Salim Ali Chahidi, de son vrai nom Ben Ali Salim, a été nommé il y a moins d’un mois, directeur administratif et financier auprès de l’établissement public, industriel et commercial Ma-Mwe. La Gazette est allée à sa rencontre pour s’enquérir de ses priorités pour cette société dont le fonctionnement dépend encore de l’aide financière de l’Etat.
Il est un peu tôt pour avoir une vision claire des choses comme nous l’a concédé le nouveau venu à la Ma-mwe que nous avons trouvé croulé sous un écheveau de dossiers, dans son bureau la semaine dernière. Toutefois, étant un technicien supérieur en gestion des entreprises, option finances et comptabilité, Ben Ali Salim, nouveau directeur administratif et financier de la Ma-mwe, nous a brossé un petit tableau de ses ambitions à l’établissement producteur et fournisseur d’eau et d’électricité.
« J'ai été nommé pour soutenir l’entreprise à prendre un nouvel envol suivant la politique énergétique du gouvernement qui consiste, principalement, à pérenniser l’énergie », a-t-il déclaré en guise d’introduction, précisant au passage que « c’est la première priorité, consolider les efforts de l’Etat ». Justement, les efforts de l’Etat connaissent des déboires : les délestages intempestifs. Sur ce sujet, Salim soutient que la production actuelle est capable d’alimenter toutes les régions, « mais s’il y a des délestages de temps en temps, ce sont des problèmes liés au réseau qui est défaillant par sa vétusté ».
En attendant la réhabilitation du réseau par un financement de la Banque Africaine de Développement, le nouveau DAF de la Ma-Mwe compte accentuer le recouvrement des factures. « Nous devons inciter les gens à renoncer aux fraudes qui, non seulement nous pénalisent, mais sont aussi sources d’accident.
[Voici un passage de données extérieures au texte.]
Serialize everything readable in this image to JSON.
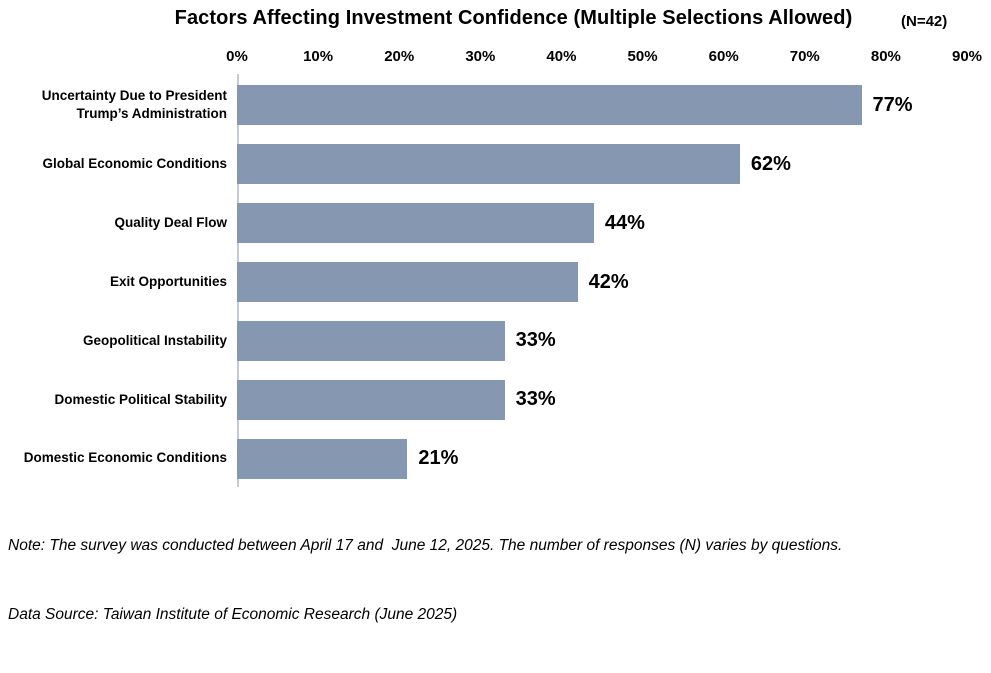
{
  "header": {
    "title": "Factors Affecting Investment Confidence (Multiple Selections Allowed)",
    "n_label": "(N=42)"
  },
  "chart_data": {
    "type": "bar",
    "orientation": "horizontal",
    "title": "Factors Affecting Investment Confidence (Multiple Selections Allowed)",
    "subtitle": "(N=42)",
    "categories": [
      "Uncertainty Due to President Trump’s Administration",
      "Global Economic Conditions",
      "Quality Deal Flow",
      "Exit Opportunities",
      "Geopolitical Instability",
      "Domestic Political Stability",
      "Domestic Economic Conditions"
    ],
    "values": [
      77,
      62,
      44,
      42,
      33,
      33,
      21
    ],
    "value_labels": [
      "77%",
      "62%",
      "44%",
      "42%",
      "33%",
      "33%",
      "21%"
    ],
    "axis": {
      "min": 0,
      "max": 90,
      "ticks": [
        "0%",
        "10%",
        "20%",
        "30%",
        "40%",
        "50%",
        "60%",
        "70%",
        "80%",
        "90%"
      ]
    },
    "xlabel": "",
    "ylabel": "",
    "grid": false,
    "legend": false,
    "bar_color": "#8697b1",
    "axis_line_color": "#c6cbd3"
  },
  "notes": {
    "line1": "Note: The survey was conducted between April 17 and  June 12, 2025. The number of responses (N) varies by questions.",
    "line2": "Data Source: Taiwan Institute of Economic Research (June 2025)"
  }
}
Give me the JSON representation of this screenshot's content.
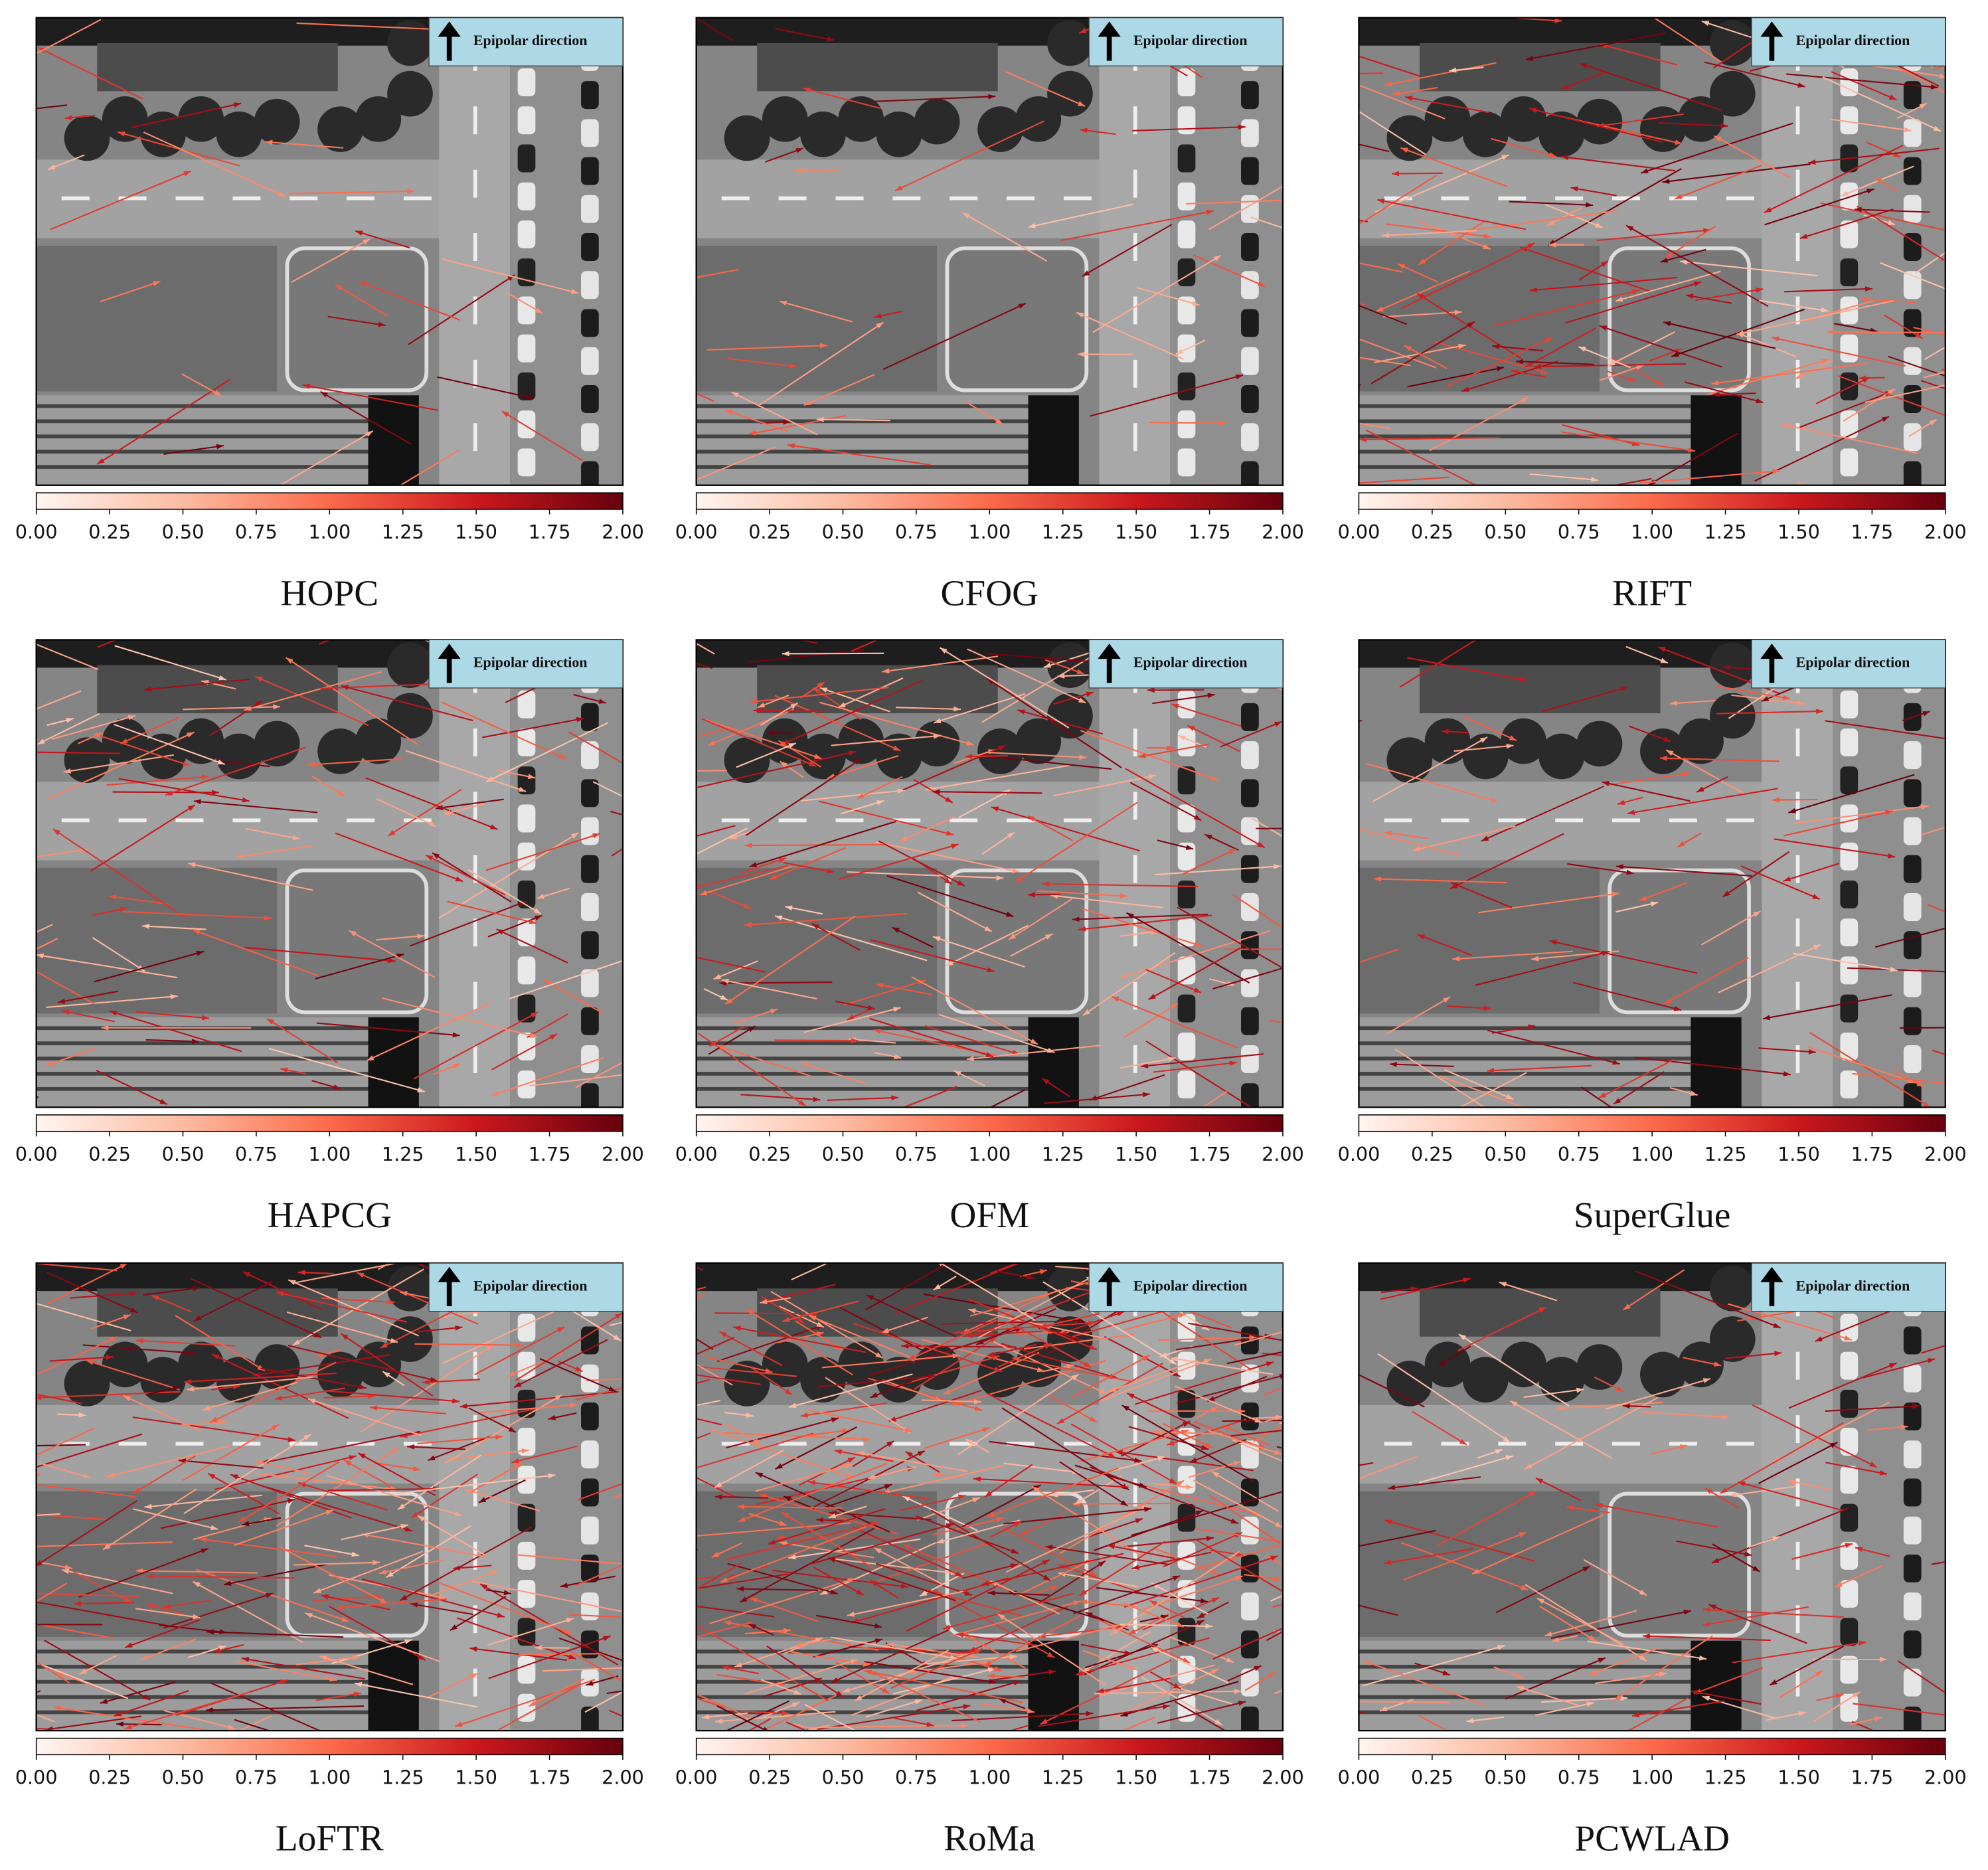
{
  "panels": [
    {
      "label": "HOPC",
      "annotation": "Epipolar direction",
      "colorbar": {
        "lim": [
          0,
          2
        ],
        "ticks": [
          {
            "value": 0,
            "label": "0.00"
          },
          {
            "value": 0.25,
            "label": "0.25"
          },
          {
            "value": 0.5,
            "label": "0.50"
          },
          {
            "value": 0.75,
            "label": "0.75"
          },
          {
            "value": 1,
            "label": "1.00"
          },
          {
            "value": 1.25,
            "label": "1.25"
          },
          {
            "value": 1.5,
            "label": "1.50"
          },
          {
            "value": 1.75,
            "label": "1.75"
          },
          {
            "value": 2,
            "label": "2.00"
          }
        ]
      }
    },
    {
      "label": "CFOG",
      "annotation": "Epipolar direction",
      "colorbar": {
        "lim": [
          0,
          2
        ],
        "ticks": [
          {
            "value": 0,
            "label": "0.00"
          },
          {
            "value": 0.25,
            "label": "0.25"
          },
          {
            "value": 0.5,
            "label": "0.50"
          },
          {
            "value": 0.75,
            "label": "0.75"
          },
          {
            "value": 1,
            "label": "1.00"
          },
          {
            "value": 1.25,
            "label": "1.25"
          },
          {
            "value": 1.5,
            "label": "1.50"
          },
          {
            "value": 1.75,
            "label": "1.75"
          },
          {
            "value": 2,
            "label": "2.00"
          }
        ]
      }
    },
    {
      "label": "RIFT",
      "annotation": "Epipolar direction",
      "colorbar": {
        "lim": [
          0,
          2
        ],
        "ticks": [
          {
            "value": 0,
            "label": "0.00"
          },
          {
            "value": 0.25,
            "label": "0.25"
          },
          {
            "value": 0.5,
            "label": "0.50"
          },
          {
            "value": 0.75,
            "label": "0.75"
          },
          {
            "value": 1,
            "label": "1.00"
          },
          {
            "value": 1.25,
            "label": "1.25"
          },
          {
            "value": 1.5,
            "label": "1.50"
          },
          {
            "value": 1.75,
            "label": "1.75"
          },
          {
            "value": 2,
            "label": "2.00"
          }
        ]
      }
    },
    {
      "label": "HAPCG",
      "annotation": "Epipolar direction",
      "colorbar": {
        "lim": [
          0,
          2
        ],
        "ticks": [
          {
            "value": 0,
            "label": "0.00"
          },
          {
            "value": 0.25,
            "label": "0.25"
          },
          {
            "value": 0.5,
            "label": "0.50"
          },
          {
            "value": 0.75,
            "label": "0.75"
          },
          {
            "value": 1,
            "label": "1.00"
          },
          {
            "value": 1.25,
            "label": "1.25"
          },
          {
            "value": 1.5,
            "label": "1.50"
          },
          {
            "value": 1.75,
            "label": "1.75"
          },
          {
            "value": 2,
            "label": "2.00"
          }
        ]
      }
    },
    {
      "label": "OFM",
      "annotation": "Epipolar direction",
      "colorbar": {
        "lim": [
          0,
          2
        ],
        "ticks": [
          {
            "value": 0,
            "label": "0.00"
          },
          {
            "value": 0.25,
            "label": "0.25"
          },
          {
            "value": 0.5,
            "label": "0.50"
          },
          {
            "value": 0.75,
            "label": "0.75"
          },
          {
            "value": 1,
            "label": "1.00"
          },
          {
            "value": 1.25,
            "label": "1.25"
          },
          {
            "value": 1.5,
            "label": "1.50"
          },
          {
            "value": 1.75,
            "label": "1.75"
          },
          {
            "value": 2,
            "label": "2.00"
          }
        ]
      }
    },
    {
      "label": "SuperGlue",
      "annotation": "Epipolar direction",
      "colorbar": {
        "lim": [
          0,
          2
        ],
        "ticks": [
          {
            "value": 0,
            "label": "0.00"
          },
          {
            "value": 0.25,
            "label": "0.25"
          },
          {
            "value": 0.5,
            "label": "0.50"
          },
          {
            "value": 0.75,
            "label": "0.75"
          },
          {
            "value": 1,
            "label": "1.00"
          },
          {
            "value": 1.25,
            "label": "1.25"
          },
          {
            "value": 1.5,
            "label": "1.50"
          },
          {
            "value": 1.75,
            "label": "1.75"
          },
          {
            "value": 2,
            "label": "2.00"
          }
        ]
      }
    },
    {
      "label": "LoFTR",
      "annotation": "Epipolar direction",
      "colorbar": {
        "lim": [
          0,
          2
        ],
        "ticks": [
          {
            "value": 0,
            "label": "0.00"
          },
          {
            "value": 0.25,
            "label": "0.25"
          },
          {
            "value": 0.5,
            "label": "0.50"
          },
          {
            "value": 0.75,
            "label": "0.75"
          },
          {
            "value": 1,
            "label": "1.00"
          },
          {
            "value": 1.25,
            "label": "1.25"
          },
          {
            "value": 1.5,
            "label": "1.50"
          },
          {
            "value": 1.75,
            "label": "1.75"
          },
          {
            "value": 2,
            "label": "2.00"
          }
        ]
      }
    },
    {
      "label": "RoMa",
      "annotation": "Epipolar direction",
      "colorbar": {
        "lim": [
          0,
          2
        ],
        "ticks": [
          {
            "value": 0,
            "label": "0.00"
          },
          {
            "value": 0.25,
            "label": "0.25"
          },
          {
            "value": 0.5,
            "label": "0.50"
          },
          {
            "value": 0.75,
            "label": "0.75"
          },
          {
            "value": 1,
            "label": "1.00"
          },
          {
            "value": 1.25,
            "label": "1.25"
          },
          {
            "value": 1.5,
            "label": "1.50"
          },
          {
            "value": 1.75,
            "label": "1.75"
          },
          {
            "value": 2,
            "label": "2.00"
          }
        ]
      }
    },
    {
      "label": "PCWLAD",
      "annotation": "Epipolar direction",
      "colorbar": {
        "lim": [
          0,
          2
        ],
        "ticks": [
          {
            "value": 0,
            "label": "0.00"
          },
          {
            "value": 0.25,
            "label": "0.25"
          },
          {
            "value": 0.5,
            "label": "0.50"
          },
          {
            "value": 0.75,
            "label": "0.75"
          },
          {
            "value": 1,
            "label": "1.00"
          },
          {
            "value": 1.25,
            "label": "1.25"
          },
          {
            "value": 1.5,
            "label": "1.50"
          },
          {
            "value": 1.75,
            "label": "1.75"
          },
          {
            "value": 2,
            "label": "2.00"
          }
        ]
      }
    }
  ]
}
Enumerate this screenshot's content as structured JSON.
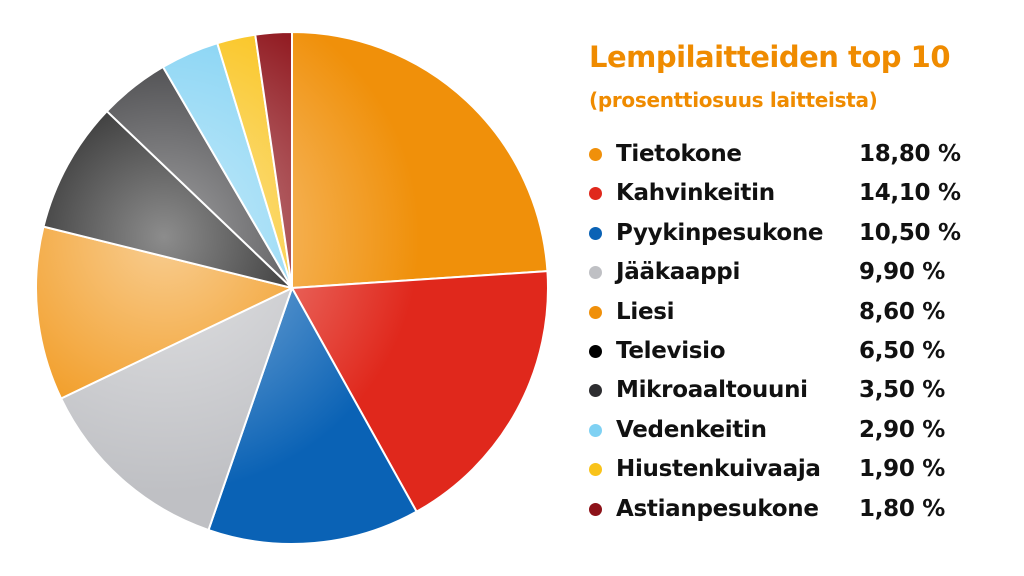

Nous allons renforcer le niveau de recouvrement de sorte que chaque abonné paie les kilowatts consommés. Un abonné peut se trouver avec un litige d’il y a quatre ou cinq ans. On doit faire changer cette mentalité ».
Selon nos informations, la Ma-Mwe serait partie de 15 millions de recettes mensuelles à 70 millions depuis la résolution de la crise énergétique, en février 2017. Si l’abonné doit changer de mentalité, la Ma-Mwe n’est pas en reste. L’entreprise, à en croire son directeur général, dépense 18 millions de nos francs pour le gasoil et ce, par jour. Nous avons appris, d’une autre source, que la subvention de l’Etat s’élève à 45% de cette dépense journalière. Quand est ce que la Ma-Mwe recouvrera-t-elle son indépendance financière ? Doit-elle réduire son personnel très pléthorique, ou revoir ses dépenses internes ?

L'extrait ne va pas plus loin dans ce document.